The most important settings are the last two, namely n_splits_regular and n_splits_permutation, which control how many repetitions of regular and permutations experiments are performed. Normally you’ll want to perform the same number of experiments for the two batches, but there are cases in which for instance you may want to perform only one of the two batches: in that case you will want to set one of the two variables to be 0.

Finally, the section of the configuration file where the actual variable selection and learing algorithms (and their parameters) are chosen:

model = RFE(LinearSVC(loss='hinge'), step=0.3)

# Set the estimator to be a GridSearchCV
param_grid = {
    'n_features_to_select': [10, 20, 50],
    'estimator__C': np.logspace(-4, 0, 5),
}

estimator = GridSearchCV(
  model,
  param_grid=param_grid,
  cv=3,
  scoring='accuracy',
  n_jobs=1)

# Set options for ModelAssessment
ma_options = {
    'test_size': 0.25,
    'scoring': 'accuracy',
    'n_jobs': -1,
    'n_splits': n_splits_regular
}

This is maybe the less intuitive part of the file. Because of the way PALLADIO is designed, for all repetitions of the experiment a new learning and test set are generated by resampling without replacement from the whole dataset, then an estimator is used to fit the learning set. This is where that estimator (and its parameter) is defined.

Think about the estimator variable as the sklearn-compatible object (an estimator) which you would use to fit a training set, with the intent of validating it on a separate test set.

In this example we use a RFE algorithm (see http://scikit-learn.org/stable/modules/generated/sklearn.feature_selection.RFE.html) for variable selection, which internally uses a Linear SVM for classification. Then we use a GridSearchCV (http://scikit-learn.org/stable/modules/generated/sklearn.model_selection.GridSearchCV.html) object to wrap the RFE object, because we want to optimize the parameters for the RFE object itself, which are defined just above the declaration of the estimator variable.

The dictionary ma_options define some more configuration options for the ModelAssessment object, which is the one responsible for the outer iterations (the ones where the dataset is resampled); the test_size key for instance determins the portion of data left aside for testing.

The only constraint for the estimator object is that it has to implement the standard methods of an sklearn estimator object, that is methods fit and predict. Using any classification algorithm provided by the scikit-learn library automatically satisfies this requirement.

Running the experiments

Parallel jobs are created by invoking the mpirun command; the following syntax assumes that the OpenMPI implementation of MPI has been chosen for the cluster, if this is not the case, please refer to the documentation of the implementation available on your cluster for the command line options corresponding to those specified here:

$ mpirun -np N_JOBS --hostfile HOSTFILE pd_run.py path/to/config.py

Here N_JOBS obviously determines how many parallel jobs will be spawned and distributed among all available nodes, while HOSTFILE is a file listing the addresses or names of the available nodes.

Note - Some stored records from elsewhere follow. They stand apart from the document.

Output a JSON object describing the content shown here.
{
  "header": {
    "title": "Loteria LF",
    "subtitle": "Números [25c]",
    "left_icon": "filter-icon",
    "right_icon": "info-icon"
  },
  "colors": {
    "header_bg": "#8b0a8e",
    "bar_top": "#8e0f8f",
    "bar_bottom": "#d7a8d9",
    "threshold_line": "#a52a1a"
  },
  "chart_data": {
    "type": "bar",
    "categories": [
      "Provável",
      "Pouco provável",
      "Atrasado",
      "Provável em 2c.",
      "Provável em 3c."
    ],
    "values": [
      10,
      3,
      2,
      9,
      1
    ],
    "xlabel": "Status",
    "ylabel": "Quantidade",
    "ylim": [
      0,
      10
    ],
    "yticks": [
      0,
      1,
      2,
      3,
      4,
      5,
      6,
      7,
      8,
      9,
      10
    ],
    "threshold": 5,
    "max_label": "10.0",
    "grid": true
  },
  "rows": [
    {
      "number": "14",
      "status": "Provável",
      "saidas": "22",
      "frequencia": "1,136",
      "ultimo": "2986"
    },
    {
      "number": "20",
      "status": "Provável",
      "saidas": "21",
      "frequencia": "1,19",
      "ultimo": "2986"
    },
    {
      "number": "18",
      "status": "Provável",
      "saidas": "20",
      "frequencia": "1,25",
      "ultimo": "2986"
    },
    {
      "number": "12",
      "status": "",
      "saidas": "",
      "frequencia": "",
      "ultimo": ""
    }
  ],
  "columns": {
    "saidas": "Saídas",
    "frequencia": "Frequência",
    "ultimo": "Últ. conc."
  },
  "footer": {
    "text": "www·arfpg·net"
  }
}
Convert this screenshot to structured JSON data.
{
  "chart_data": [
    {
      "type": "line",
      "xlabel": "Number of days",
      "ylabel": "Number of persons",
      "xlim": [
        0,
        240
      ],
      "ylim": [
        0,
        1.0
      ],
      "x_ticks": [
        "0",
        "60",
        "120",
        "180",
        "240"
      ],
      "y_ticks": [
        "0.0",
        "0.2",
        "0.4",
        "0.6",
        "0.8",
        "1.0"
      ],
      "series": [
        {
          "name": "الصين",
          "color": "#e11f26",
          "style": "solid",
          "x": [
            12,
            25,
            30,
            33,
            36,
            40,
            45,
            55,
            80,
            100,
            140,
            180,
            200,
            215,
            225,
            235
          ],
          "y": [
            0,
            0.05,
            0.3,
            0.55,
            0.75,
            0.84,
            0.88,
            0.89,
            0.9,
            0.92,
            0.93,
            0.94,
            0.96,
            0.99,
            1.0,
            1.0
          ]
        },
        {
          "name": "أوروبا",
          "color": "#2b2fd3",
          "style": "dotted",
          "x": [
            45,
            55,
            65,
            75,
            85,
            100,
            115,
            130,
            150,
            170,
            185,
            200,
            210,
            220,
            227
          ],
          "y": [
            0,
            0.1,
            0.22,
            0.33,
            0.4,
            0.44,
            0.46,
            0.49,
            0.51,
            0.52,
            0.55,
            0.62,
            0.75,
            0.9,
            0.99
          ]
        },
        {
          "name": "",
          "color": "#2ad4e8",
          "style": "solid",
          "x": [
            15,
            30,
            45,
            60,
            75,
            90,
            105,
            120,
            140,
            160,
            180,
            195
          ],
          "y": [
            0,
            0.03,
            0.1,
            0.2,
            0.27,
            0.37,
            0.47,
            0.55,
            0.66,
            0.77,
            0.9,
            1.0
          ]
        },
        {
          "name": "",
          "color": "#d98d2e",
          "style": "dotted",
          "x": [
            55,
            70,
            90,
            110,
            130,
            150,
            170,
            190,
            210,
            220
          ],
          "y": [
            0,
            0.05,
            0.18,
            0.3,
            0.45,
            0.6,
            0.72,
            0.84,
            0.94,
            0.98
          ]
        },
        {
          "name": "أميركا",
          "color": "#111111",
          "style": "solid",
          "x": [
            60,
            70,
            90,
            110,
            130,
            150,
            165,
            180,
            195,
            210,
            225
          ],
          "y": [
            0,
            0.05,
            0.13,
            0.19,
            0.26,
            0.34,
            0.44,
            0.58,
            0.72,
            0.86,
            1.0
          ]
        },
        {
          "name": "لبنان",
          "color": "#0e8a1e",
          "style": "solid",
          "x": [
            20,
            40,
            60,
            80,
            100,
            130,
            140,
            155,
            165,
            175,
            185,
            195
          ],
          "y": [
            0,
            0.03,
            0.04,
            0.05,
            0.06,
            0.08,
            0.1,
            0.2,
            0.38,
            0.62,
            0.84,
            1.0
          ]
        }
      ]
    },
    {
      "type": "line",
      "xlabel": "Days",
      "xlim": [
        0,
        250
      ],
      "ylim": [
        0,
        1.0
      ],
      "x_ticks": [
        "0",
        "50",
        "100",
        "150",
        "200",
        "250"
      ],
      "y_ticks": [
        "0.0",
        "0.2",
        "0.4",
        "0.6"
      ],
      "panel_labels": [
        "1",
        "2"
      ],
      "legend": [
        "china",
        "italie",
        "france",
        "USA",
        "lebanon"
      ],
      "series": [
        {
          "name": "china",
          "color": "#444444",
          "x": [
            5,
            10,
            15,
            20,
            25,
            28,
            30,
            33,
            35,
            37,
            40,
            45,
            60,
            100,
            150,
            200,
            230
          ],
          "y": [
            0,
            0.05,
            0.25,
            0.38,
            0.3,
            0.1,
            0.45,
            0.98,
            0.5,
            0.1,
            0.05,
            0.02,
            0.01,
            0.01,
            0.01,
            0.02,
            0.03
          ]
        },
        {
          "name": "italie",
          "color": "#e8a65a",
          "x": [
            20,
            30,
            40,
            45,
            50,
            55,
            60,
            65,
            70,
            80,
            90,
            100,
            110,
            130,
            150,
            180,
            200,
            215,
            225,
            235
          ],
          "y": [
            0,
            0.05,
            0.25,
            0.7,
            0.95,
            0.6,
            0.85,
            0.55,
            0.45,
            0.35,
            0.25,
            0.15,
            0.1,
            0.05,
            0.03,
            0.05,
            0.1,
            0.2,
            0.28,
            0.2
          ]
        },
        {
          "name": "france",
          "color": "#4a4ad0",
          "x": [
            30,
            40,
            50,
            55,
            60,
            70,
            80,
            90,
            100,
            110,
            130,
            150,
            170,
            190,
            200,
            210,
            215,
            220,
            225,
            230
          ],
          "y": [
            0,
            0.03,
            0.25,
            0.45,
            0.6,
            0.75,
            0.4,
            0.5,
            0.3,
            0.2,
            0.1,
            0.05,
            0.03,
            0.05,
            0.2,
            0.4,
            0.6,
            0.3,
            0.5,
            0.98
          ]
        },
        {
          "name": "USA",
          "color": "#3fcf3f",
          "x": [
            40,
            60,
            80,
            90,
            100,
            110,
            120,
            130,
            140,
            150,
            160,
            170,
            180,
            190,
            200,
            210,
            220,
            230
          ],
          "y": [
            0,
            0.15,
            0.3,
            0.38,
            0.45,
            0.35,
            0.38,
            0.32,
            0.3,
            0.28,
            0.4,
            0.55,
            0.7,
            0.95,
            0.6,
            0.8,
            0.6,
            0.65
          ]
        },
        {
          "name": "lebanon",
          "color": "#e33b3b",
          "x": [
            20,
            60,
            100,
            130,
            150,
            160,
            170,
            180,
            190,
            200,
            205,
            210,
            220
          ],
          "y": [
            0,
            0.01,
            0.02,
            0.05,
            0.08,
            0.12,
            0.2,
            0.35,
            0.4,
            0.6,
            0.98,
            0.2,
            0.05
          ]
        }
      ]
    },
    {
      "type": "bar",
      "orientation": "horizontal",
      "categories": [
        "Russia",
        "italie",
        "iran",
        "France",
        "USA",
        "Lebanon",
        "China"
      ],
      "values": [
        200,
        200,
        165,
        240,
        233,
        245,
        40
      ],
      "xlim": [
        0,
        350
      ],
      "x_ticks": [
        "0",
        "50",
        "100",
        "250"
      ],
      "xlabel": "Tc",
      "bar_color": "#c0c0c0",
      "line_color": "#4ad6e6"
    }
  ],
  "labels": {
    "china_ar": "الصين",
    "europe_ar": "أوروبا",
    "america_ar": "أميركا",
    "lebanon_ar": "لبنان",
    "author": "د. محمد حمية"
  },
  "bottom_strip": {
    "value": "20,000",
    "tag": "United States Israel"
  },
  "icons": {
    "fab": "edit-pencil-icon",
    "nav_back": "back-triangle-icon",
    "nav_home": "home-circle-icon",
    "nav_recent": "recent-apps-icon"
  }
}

Take into account that if optimized linear algebra libraries are present on the nodes (as it is safe to assume for most clusters) you should tune the number of jobs so that cores are optimally exploited: since those libraries already parallelize operations, it is useless to assign too many slots for each node.

Running experiments on a single machine

It is possible to perform experiments using PALLADIO also on a single machine, without a cluster infrastructure. The command is similar to the previous one, it is sufficient to omit the first part, relative to the MPI infrastructure:

$ pd_run.py path/to/config.py

Warning

Due to the great number of experiments which are performed, it might take a very long time for the whole procedure to complete; this option is therefore deprecated unless the dataset is very small (no more than 100 samples and no more than 100 features).

Results analysis

The pd_analysis.py script reads the results from all experiments and produces several plots and text files. The syntax is the following:

$ pd_analysis.py path/to/results_dir

See Analysis for further details on the output of the analysis.